Elusive, baffling neutrinos, and unknown physics

Halbhh

Everything You say is Life to me
Supporter
Mar 17, 2015
17,173
9,191
catholic -- embracing all Christians
✟1,152,895.00
Country
United States
Faith
Christian
Marital Status
Married
In this context the primordial cosmic neutrinos are slow.
Since neutrinos are now known to carry mass their kinetic energies depend on temperature.
The theoretical cosmic neutrino background is around 2K and it's possible they now travel at non relativistic speeds.
As a result they have extremely low energies, lower than solar neutrinos and are beyond the range of our current neutrino detectors.
As a far as being a possible constituent of dark matter the same problems apply; in the early universe the kinetic energy of the cosmic neutrinos was too high for the neutrinos to clump and cannot explain the rotation curves of spiral galaxies which require the clumping or concentration of dark matter.
Yes, I was just reading yesterday an article I'd not read about trying to reconcile the many seeming contradictory observations (as laid out in the article) by using some newer ideas, including a solution by theorizing heavier new kinds of neutrino (which is dark matter, then). See link in recent post above.
 
Upvote 0

sjastro

Newbie
May 14, 2014
4,855
3,890
✟273,856.00
Faith
Christian
Marital Status
Single
Yes, I was just reading yesterday an article I'd not read about trying to reconcile the many seeming contradictory observations (as laid out in the article) by using some newer ideas, including a solution by theorizing heavier new kinds of neutrino (which is dark matter, then). See link in recent post above.
With regards to Wolfgang Pauli's quote (who evidently was a nasty individual who made Newton by comparison seem like a nice guy);
When Wolfgang Pauli postulated the existence of the neutrino in 1930 to explain where energy was disappearing to during radioactive decay, he called it a “desperate remedy.” His theoretical construct had no mass or electric charge, making him doubt an experiment could ever detect it. “It is something no theorist should ever do,” he wrote in his journal at the time.

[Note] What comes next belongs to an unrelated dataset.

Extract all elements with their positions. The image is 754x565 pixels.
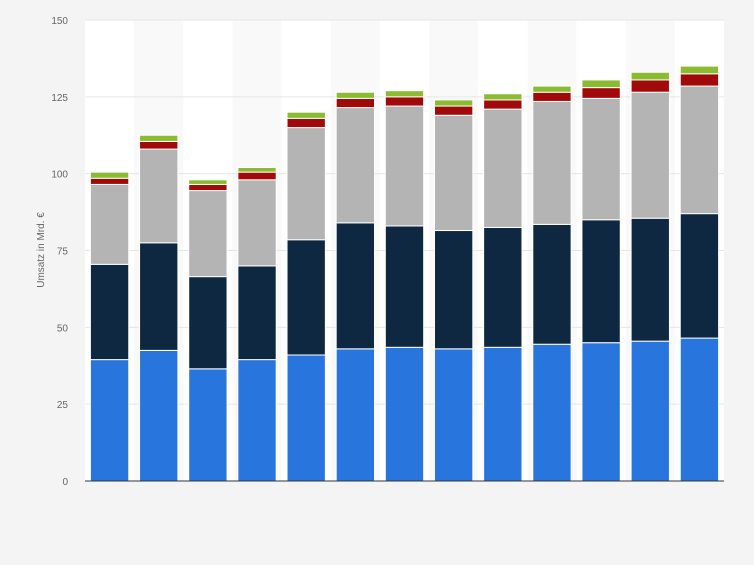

But in 1956, in an experiment not unlike LSND, there the neutrino was.
There are comparisons with the state of affairs of gravitational waves in the 1980s when I was a student in applied mathematics.
We were taught that after about a decade of failure of detecting gravitational waves using weights hanging off springs is was highly doubtful any experiment was capable of detecting them.
Interferometers were portable units found in laboratories, the idea of using interferometers spanning kilometers was considered science fiction at the time.
From the theoretical side the predicted waveforms were beyond the scope of general relativity.
Mathematicians had to violate the "mathematical beauty" of general relativity by coming up with a linearized version of the theory which took it outside of the realm of physics into the field of computer science and algorithms.
Even then success was dependent on brute force computer power in coming with up convergent solutions of the linearized field equations.
As it happened by 2006 computers had become sufficiently powerful to come up with convergent solutions and the predicted waveforms were used by LIGO with its 4 km long interferometer arms to detect gravitational waves nine years later.

The moral of the story is I am an optimist as history has shown we resourceful and sometimes smart enough to eventually overcome the scientific problems of our time.